About the Translator:
Jane House, PhD, translator, actress, writer, and editor, had a peripatetic childhood, which took her to Panama, Bulgaria, Angola, Switzerland, England, and the U.S.
She attended high school in Denver, and earned a BA at Stanford University. After moving to New York City she performed off-off Broadway, on Broadway (Lenny), in national tours (Bedroom Farce and An Inspector Calls) and regional theatre, in film, and on television. After earning a PhD at the City University of New York (CUNY), she taught courses in theatre and oral communication at CUNY, NYU, and Vassar College. She served as associate director then director of publications in the CUNY Graduate Center’s Office of Public Affairs and Publications from 2001 to 2013.

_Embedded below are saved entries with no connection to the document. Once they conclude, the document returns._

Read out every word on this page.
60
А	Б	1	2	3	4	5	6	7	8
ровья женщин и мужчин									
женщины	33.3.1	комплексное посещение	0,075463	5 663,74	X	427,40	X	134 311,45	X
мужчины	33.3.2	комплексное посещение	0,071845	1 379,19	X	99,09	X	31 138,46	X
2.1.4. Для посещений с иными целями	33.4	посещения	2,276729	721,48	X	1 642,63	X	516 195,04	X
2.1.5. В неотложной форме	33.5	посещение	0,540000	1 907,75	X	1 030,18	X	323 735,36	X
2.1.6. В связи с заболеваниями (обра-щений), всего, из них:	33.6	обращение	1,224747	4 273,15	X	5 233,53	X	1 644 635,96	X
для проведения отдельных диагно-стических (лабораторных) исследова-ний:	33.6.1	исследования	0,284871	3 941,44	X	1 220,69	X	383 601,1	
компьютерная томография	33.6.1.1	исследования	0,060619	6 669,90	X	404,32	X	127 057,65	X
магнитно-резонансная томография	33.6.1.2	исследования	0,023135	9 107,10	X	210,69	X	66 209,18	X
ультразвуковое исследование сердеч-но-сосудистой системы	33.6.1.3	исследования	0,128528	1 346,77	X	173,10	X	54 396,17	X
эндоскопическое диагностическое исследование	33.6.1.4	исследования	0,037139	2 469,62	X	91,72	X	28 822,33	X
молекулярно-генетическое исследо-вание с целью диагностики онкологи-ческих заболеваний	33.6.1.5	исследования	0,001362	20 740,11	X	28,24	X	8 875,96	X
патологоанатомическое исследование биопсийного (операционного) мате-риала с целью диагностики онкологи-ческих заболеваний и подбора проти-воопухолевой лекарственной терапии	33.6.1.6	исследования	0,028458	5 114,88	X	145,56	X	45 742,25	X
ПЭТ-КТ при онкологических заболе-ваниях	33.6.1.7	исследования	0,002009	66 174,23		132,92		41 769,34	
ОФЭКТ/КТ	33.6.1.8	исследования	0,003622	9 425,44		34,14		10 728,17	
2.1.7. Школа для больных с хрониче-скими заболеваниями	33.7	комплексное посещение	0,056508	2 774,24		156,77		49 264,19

Jane House has been a driving force in bringing twentieth-century Italian drama to the attention of the English-speaking public. Her translations from Italian have appeared in Twentieth-Century Italian Drama: An Anthology, 1900–50 (Columbia University Press, 1995), which she edited with Antonio Attisani; and the six-volume Mellen Collection of Twentieth-Century Italian Drama 1950–2001 (Edwin Mellen Press, 2015), consisting of fourteen plays, which she coedited, translated, and annotated with Jack Street. Her translations of Lucia Calamaro’s L’origine del mondo (The Origin of the World) and Fausto Paravidino’s I vicini (The Neighbors) appear in this collection of contemporary Italian plays published by the Martin E. Segal Theater Center. Dr. House’s translations have been presented as staged readings by the Martin E. Segal Theatre Center, CUNY; at the Italian Cultural Institutes of New York City and London; and at Oxford University.